Türkiye’deki iktidar, PYD’yi yok edeceğini söyleyerek kamuoyuna güçlü bir mesaj vermektedir; ancak gerçekte, bu hedefin sahada gerçekleştirilmediği açıktır. Bu durum, Türk milletinin açık bir şekilde yanıltıldığını göstermekte ve iktidarın terörle mücadele politikasındaki çelişkilerini gözler önüne sermektedir.
Terör Örgütü HTŞ ve Türkiye’nin Desteği İddiaları
Hayat Tahrir el-Şam (HTŞ), Suriye’nin kuzeybatısında önemli bir güç haline gelmiş ve İdlib bölgesinde etkin bir kontrol sağlamıştır. HTŞ’nin kökeni ve bağlantıları dikkate alındığında, bu örgütün uluslararası radikal unsurların ( Özbek, Çeçen, Uygur, Kırgız vs terör örgütlerinide içeriyor) bir araya geldiği bir yapı olduğu açıktır. ABD, HTŞ’yi resmi olarak terör örgütü olarak tanımlarken, aynı zamanda örgütü “ılımlı muhalefet” olarak lanse etme çabaları içerisine girmiştir. Türkiye’nin HTŞ’ye yönelik çelişkili tutumu ise ayrı bir sorun teşkil etmektedir.

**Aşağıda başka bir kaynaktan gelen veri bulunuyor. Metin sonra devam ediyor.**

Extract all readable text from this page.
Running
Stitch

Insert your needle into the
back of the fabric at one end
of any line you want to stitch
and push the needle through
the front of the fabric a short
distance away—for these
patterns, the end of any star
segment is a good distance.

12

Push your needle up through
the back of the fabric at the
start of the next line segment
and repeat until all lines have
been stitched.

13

İktidar, resmi olarak HTŞ’yi bir terör örgütü olarak tanımlasa da, sahadaki uygulamalarında HTŞ’nin İdlib’deki varlığına zımni bir destek sağladığı izlenimi vermektedir. İdlib bölgesine yönelik lojistik desteklerin büyük ölçüde Türkiye üzerinden sağlandığına dair iddialar, uluslararası kamuoyunda sıkça gündeme gelmektedir. Bu durum, Türkiye’nin terörle mücadeledeki tutarlılığını sorgulanır hale getirmektedir.
ABD ile Koordinasyon ve Türkiye’nin Zor Durumu
Türkiye’nin PYD ve HTŞ konusundaki politikalarının temelinde, ABD ile olan ilişkilerin belirleyici olduğu açıktır. Türkiye, bir yandan ABD’nin bölgedeki planlarına karşı durduğunu ifade ederken, diğer yandan bu planlara zımnen uyum sağlayan bir tutum sergilemektedir. Bu durum, Türkiye’nin bağımsız bir dış politika izlediği iddialarını zayıflatmakta ve ulusal çıkarlarına zarar vermektedir.
Rusya, İran ve diğer bölgesel aktörler, Türkiye’nin bu çelişkili politikalarını eleştirmektedir ve son sıralarda da Türkiye’yi “işgalci” bir güç olarak nitelemeye başlamıştır. Bu söylem, Türkiye’nin bölgedeki yalnızlığını artırmakta ve uluslararası alanda itibarını zedelemektedir.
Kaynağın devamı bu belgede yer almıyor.